Auch dass es bei den bekannt gewordenen Vorfällen um zwar schreckliche, aber lediglich bedauernswerte und letztlich (wahrscheinlich) unvermeidbare Einzelfälle geht, wird durchaus, mit entschuldigendem Charakter, häufig und gleichfalls schnell aufgeführt. Die enorme Dunkelziffer beispielsweise im Bereich Kinderpornografie und Pädophilie oder physischer und psychischer Gewalt gegen Kinder, die übrigens völlig unabhängig vom gesellschaftlichen, beruflichen und wirtschaftlichen Stand der Täter besteht und geschickt hinter einer gutbürgerlichen Fassade versteckt wird, sei an dieser Stelle bloß erwähnt.

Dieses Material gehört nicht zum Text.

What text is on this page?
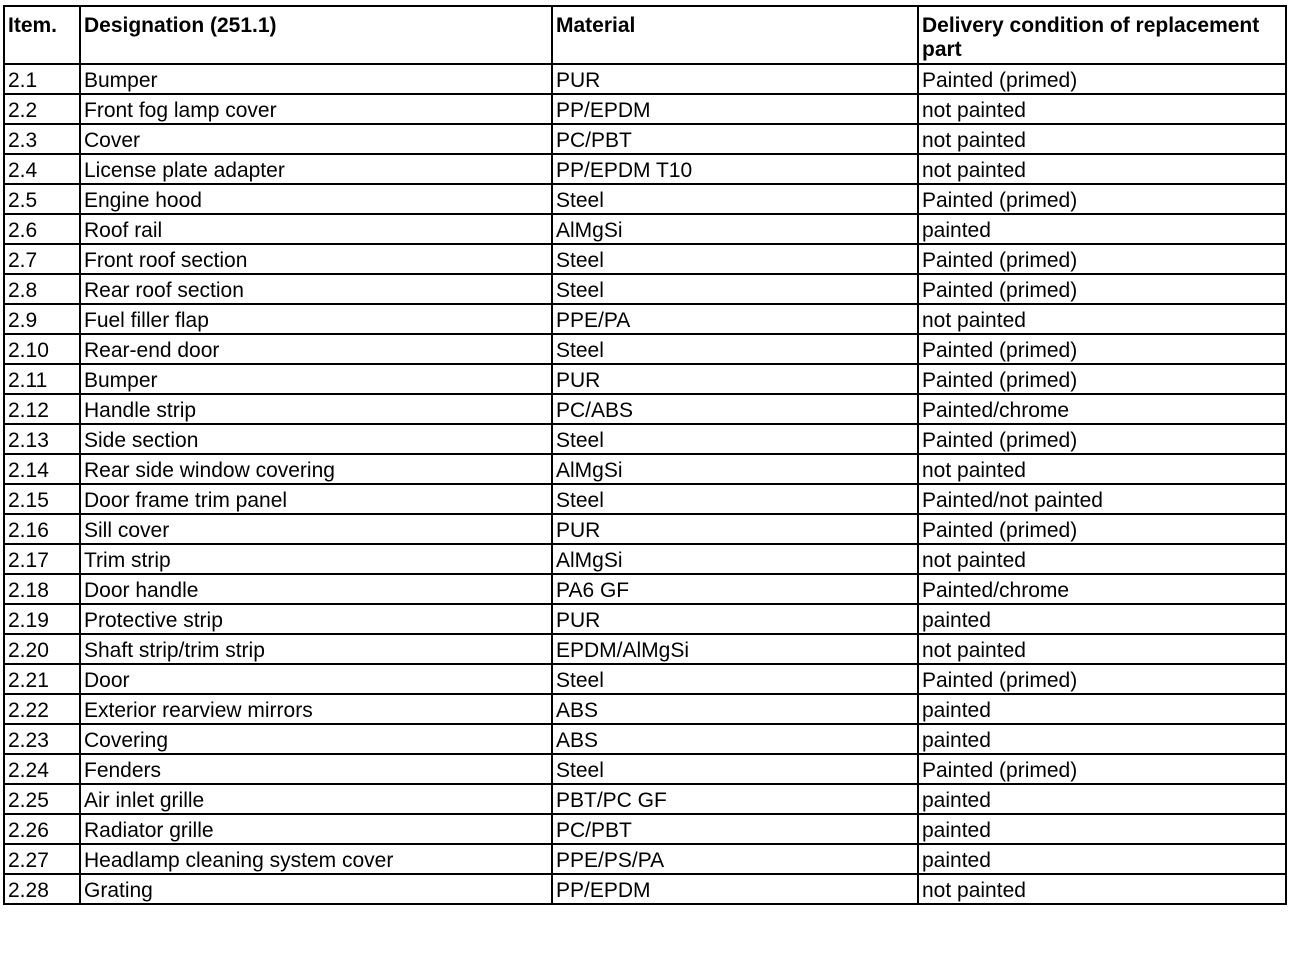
Item.	Designation (251.1)	Material	Delivery condition of replacement part
2.1	Bumper	PUR	Painted (primed)
2.2	Front fog lamp cover	PP/EPDM	not painted
2.3	Cover	PC/PBT	not painted
2.4	License plate adapter	PP/EPDM T10	not painted
2.5	Engine hood	Steel	Painted (primed)
2.6	Roof rail	AlMgSi	painted
2.7	Front roof section	Steel	Painted (primed)
2.8	Rear roof section	Steel	Painted (primed)
2.9	Fuel filler flap	PPE/PA	not painted
2.10	Rear-end door	Steel	Painted (primed)
2.11	Bumper	PUR	Painted (primed)
2.12	Handle strip	PC/ABS	Painted/chrome
2.13	Side section	Steel	Painted (primed)
2.14	Rear side window covering	AlMgSi	not painted
2.15	Door frame trim panel	Steel	Painted/not painted
2.16	Sill cover	PUR	Painted (primed)
2.17	Trim strip	AlMgSi	not painted
2.18	Door handle	PA6 GF	Painted/chrome
2.19	Protective strip	PUR	painted
2.20	Shaft strip/trim strip	EPDM/AlMgSi	not painted
2.21	Door	Steel	Painted (primed)
2.22	Exterior rearview mirrors	ABS	painted
2.23	Covering	ABS	painted
2.24	Fenders	Steel	Painted (primed)
2.25	Air inlet grille	PBT/PC GF	painted
2.26	Radiator grille	PC/PBT	painted
2.27	Headlamp cleaning system cover	PPE/PS/PA	painted
2.28	Grating	PP/EPDM	not painted
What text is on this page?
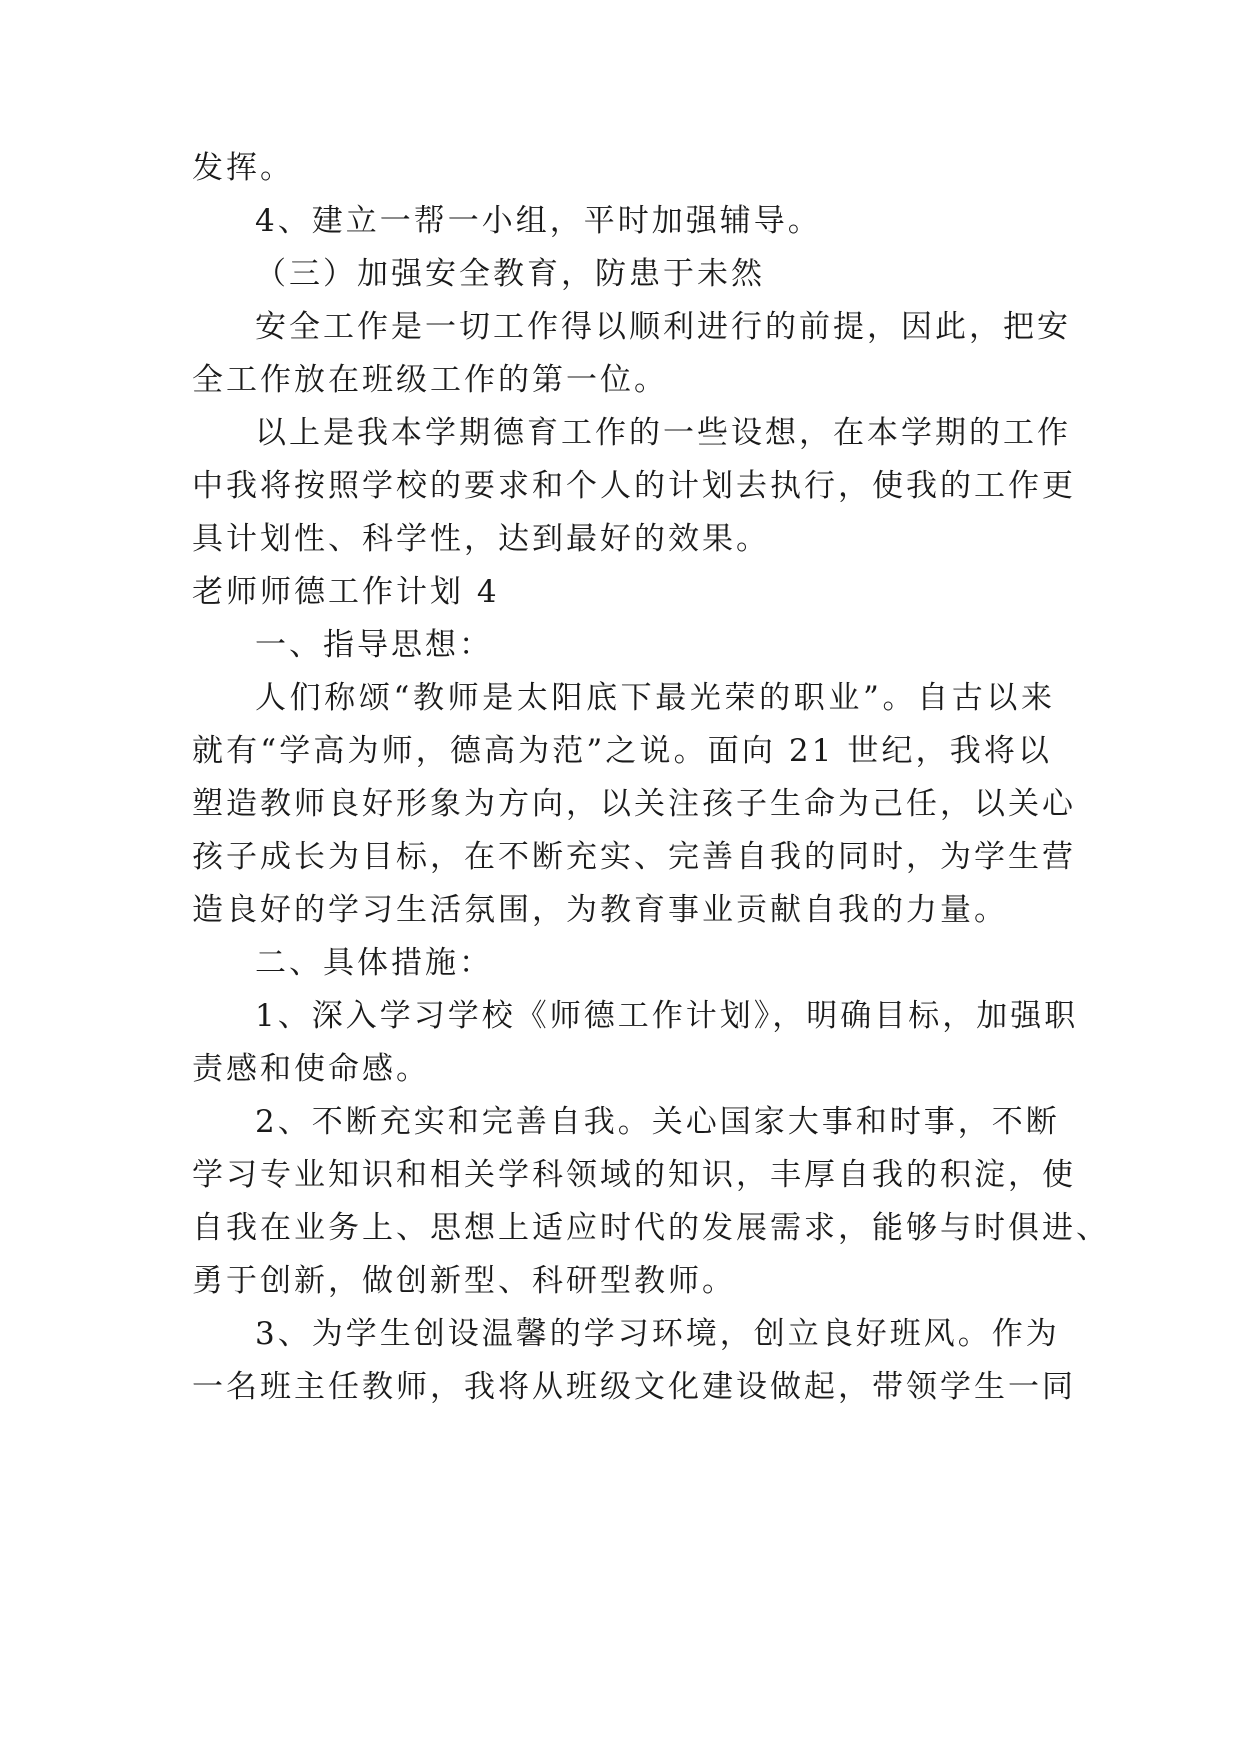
发挥。
4、建立一帮一小组，平时加强辅导。
（三）加强安全教育，防患于未然
安全工作是一切工作得以顺利进行的前提，因此，把安
全工作放在班级工作的第一位。
以上是我本学期德育工作的一些设想，在本学期的工作
中我将按照学校的要求和个人的计划去执行，使我的工作更
具计划性、科学性，达到最好的效果。
老师师德工作计划 4
一、指导思想：
人们称颂“教师是太阳底下最光荣的职业”。自古以来
就有“学高为师，德高为范”之说。面向 21 世纪，我将以
塑造教师良好形象为方向，以关注孩子生命为己任，以关心
孩子成长为目标，在不断充实、完善自我的同时，为学生营
造良好的学习生活氛围，为教育事业贡献自我的力量。
二、具体措施：
1、深入学习学校《师德工作计划》，明确目标，加强职
责感和使命感。
2、不断充实和完善自我。关心国家大事和时事，不断
学习专业知识和相关学科领域的知识，丰厚自我的积淀，使
自我在业务上、思想上适应时代的发展需求，能够与时俱进、
勇于创新，做创新型、科研型教师。
3、为学生创设温馨的学习环境，创立良好班风。作为
一名班主任教师，我将从班级文化建设做起，带领学生一同
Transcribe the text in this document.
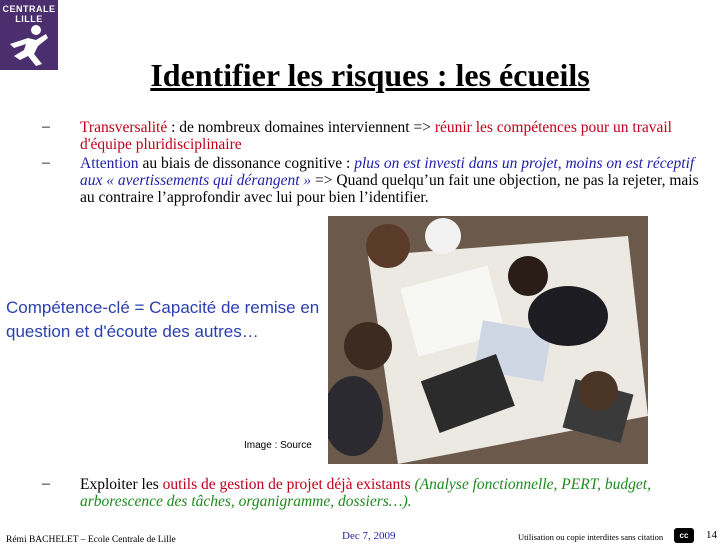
CENTRALE
LILLE
Identifier les risques : les écueils
– Transversalité : de nombreux domaines interviennent => réunir les compétences pour un travail d'équipe pluridisciplinaire
– Attention au biais de dissonance cognitive : plus on est investi dans un projet, moins on est réceptif aux « avertissements qui dérangent » => Quand quelqu’un fait une objection, ne pas la rejeter, mais au contraire l’approfondir avec lui pour bien l’identifier.
Compétence-clé = Capacité de remise en question et d'écoute des autres…
Image : Source
– Exploiter les outils de gestion de projet déjà existants (Analyse fonctionnelle, PERT, budget, arborescence des tâches, organigramme, dossiers…).
Rémi BACHELET – Ecole Centrale de Lille	Dec 7, 2009	Utilisation ou copie interdites sans citation	cc	14
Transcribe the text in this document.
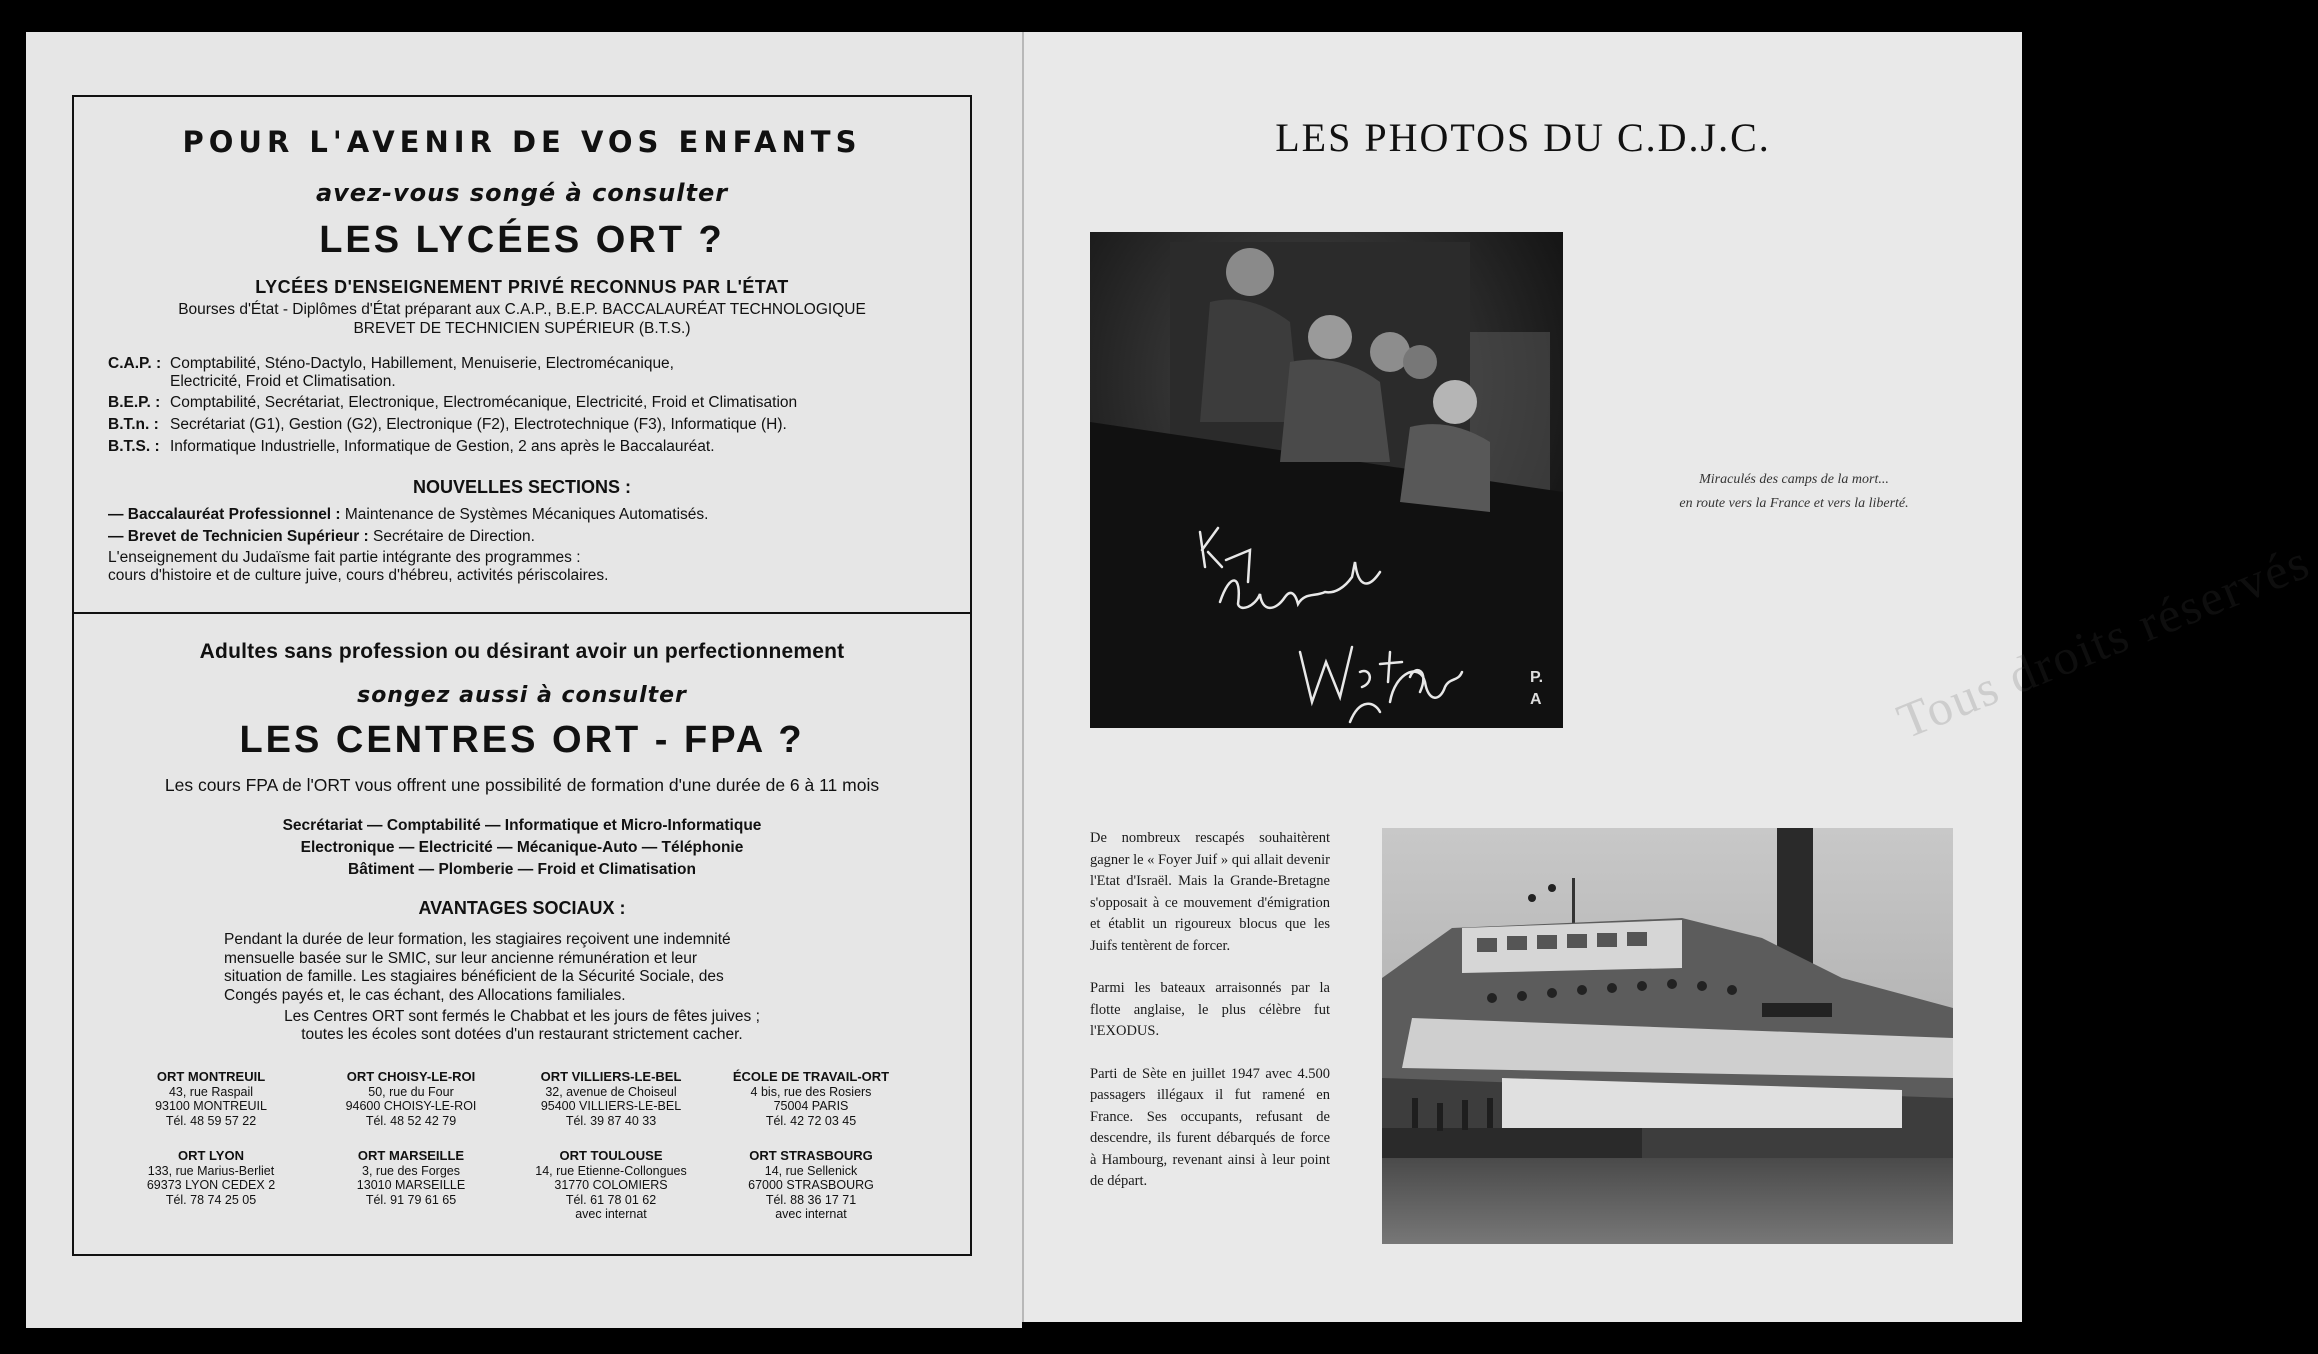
POUR L'AVENIR DE VOS ENFANTS
avez-vous songé à consulter
LES LYCÉES ORT ?
LYCÉES D'ENSEIGNEMENT PRIVÉ RECONNUS PAR L'ÉTAT
Bourses d'État - Diplômes d'État préparant aux C.A.P., B.E.P. BACCALAURÉAT TECHNOLOGIQUE
BREVET DE TECHNICIEN SUPÉRIEUR (B.T.S.)
C.A.P. : Comptabilité, Sténo-Dactylo, Habillement, Menuiserie, Electromécanique,
Electricité, Froid et Climatisation.
B.E.P. : Comptabilité, Secrétariat, Electronique, Electromécanique, Electricité, Froid et Climatisation
B.T.n. : Secrétariat (G1), Gestion (G2), Electronique (F2), Electrotechnique (F3), Informatique (H).
B.T.S. : Informatique Industrielle, Informatique de Gestion, 2 ans après le Baccalauréat.
NOUVELLES SECTIONS :
— Baccalauréat Professionnel : Maintenance de Systèmes Mécaniques Automatisés.
— Brevet de Technicien Supérieur : Secrétaire de Direction.
L'enseignement du Judaïsme fait partie intégrante des programmes :
cours d'histoire et de culture juive, cours d'hébreu, activités périscolaires.
Adultes sans profession ou désirant avoir un perfectionnement
songez aussi à consulter
LES CENTRES ORT - FPA ?
Les cours FPA de l'ORT vous offrent une possibilité de formation d'une durée de 6 à 11 mois
Secrétariat — Comptabilité — Informatique et Micro-Informatique
Electronique — Electricité — Mécanique-Auto — Téléphonie
Bâtiment — Plomberie — Froid et Climatisation
AVANTAGES SOCIAUX :
Pendant la durée de leur formation, les stagiaires reçoivent une indemnité
mensuelle basée sur le SMIC, sur leur ancienne rémunération et leur
situation de famille. Les stagiaires bénéficient de la Sécurité Sociale, des
Congés payés et, le cas échant, des Allocations familiales.
Les Centres ORT sont fermés le Chabbat et les jours de fêtes juives ;
toutes les écoles sont dotées d'un restaurant strictement cacher.
ORT MONTREUIL
43, rue Raspail
93100 MONTREUIL
Tél. 48 59 57 22
ORT CHOISY-LE-ROI
50, rue du Four
94600 CHOISY-LE-ROI
Tél. 48 52 42 79
ORT VILLIERS-LE-BEL
32, avenue de Choiseul
95400 VILLIERS-LE-BEL
Tél. 39 87 40 33
ÉCOLE DE TRAVAIL-ORT
4 bis, rue des Rosiers
75004 PARIS
Tél. 42 72 03 45
ORT LYON
133, rue Marius-Berliet
69373 LYON CEDEX 2
Tél. 78 74 25 05
ORT MARSEILLE
3, rue des Forges
13010 MARSEILLE
Tél. 91 79 61 65
ORT TOULOUSE
14, rue Etienne-Collongues
31770 COLOMIERS
Tél. 61 78 01 62
avec internat
ORT STRASBOURG
14, rue Sellenick
67000 STRASBOURG
Tél. 88 36 17 71
avec internat
LES PHOTOS DU C.D.J.C.
P.
A
Miraculés des camps de la mort...
en route vers la France et vers la liberté.

De nombreux rescapés souhaitèrent gagner le « Foyer Juif » qui allait devenir l'Etat d'Israël. Mais la Grande-Bretagne s'opposait à ce mouvement d'émigration et établit un rigoureux blocus que les Juifs tentèrent de forcer.

Parmi les bateaux arraisonnés par la flotte anglaise, le plus célèbre fut l'EXODUS.

Parti de Sète en juillet 1947 avec 4.500 passagers illégaux il fut ramené en France. Ses occupants, refusant de descendre, ils furent débarqués de force à Hambourg, revenant ainsi à leur point de départ.

Tous droits réservés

Jedoch dreht es sich weder um Einzelfälle – stellvertretend aus der jüngeren Vergangenheit seien der Fall Pascal, die ethnischen Säuberungen in Ex-Jugoslawien, der Fall Kampusch und die unzähligen stillen Dramen, die gar nicht ans Tageslicht kommen, genannt -, noch sind diese Exzesse so schwer zu erklären.

Tatsächlich ist die überwiegende Mehrheit überhaupt nicht an der tiefgründigen Wahrheit hinsichtlich der Ursachen interessiert und – unbewusst – froh, sich im Unklaren zu verlieren oder von den sogenannten Experten beschwichtigend bestätigt zu bekommen, dass es sich um Ausnahmen handelt. Deren Existenz befindet sich nicht in der Mitverantwortung und dadurch Mitschuld der gesellschaftlichen Ausrichtung und Systematik und hält folglich zum weiter machen wie bisher an oder ermutigt sogar dazu.

Tiefenpsychologischer Hintergrund für das erwähnte Desinteresse ist die implizierte Bestätigung der eigenen Lebensweise (Ausstellung eines Freibriefs) und damit keine Destabilisierung und Gefährdung des individuellen identitätsgemäßen Pseudogleichgewichts, die eine Hinterfragung und Infragestellung der persönlichen wie gesellschaftlichen Eckpfeiler und Koordinaten zwangsläufig mit sich bringen würden.

Noch eine Anmerkung: Exzesse als unausweichliche Endergebnisse erheblicher identitätsgemäßer Störungen sind selbstredend nicht auf den Bereich physische und psychische Gewalt einzugrenzen. Gute und aktuelle Beispiele für Ausschweifungen und Maßlosigkeiten aus der Wirtschaft, die in ihrem Fundament ähnlich gelagert sind, stellen Investmentbanking, Hedgefonds, etc. in bestimmten Ausprägungen dar, wo die Gier und demgemäß diese Form der Ersatzhandlung auf die Spitze getrieben werden.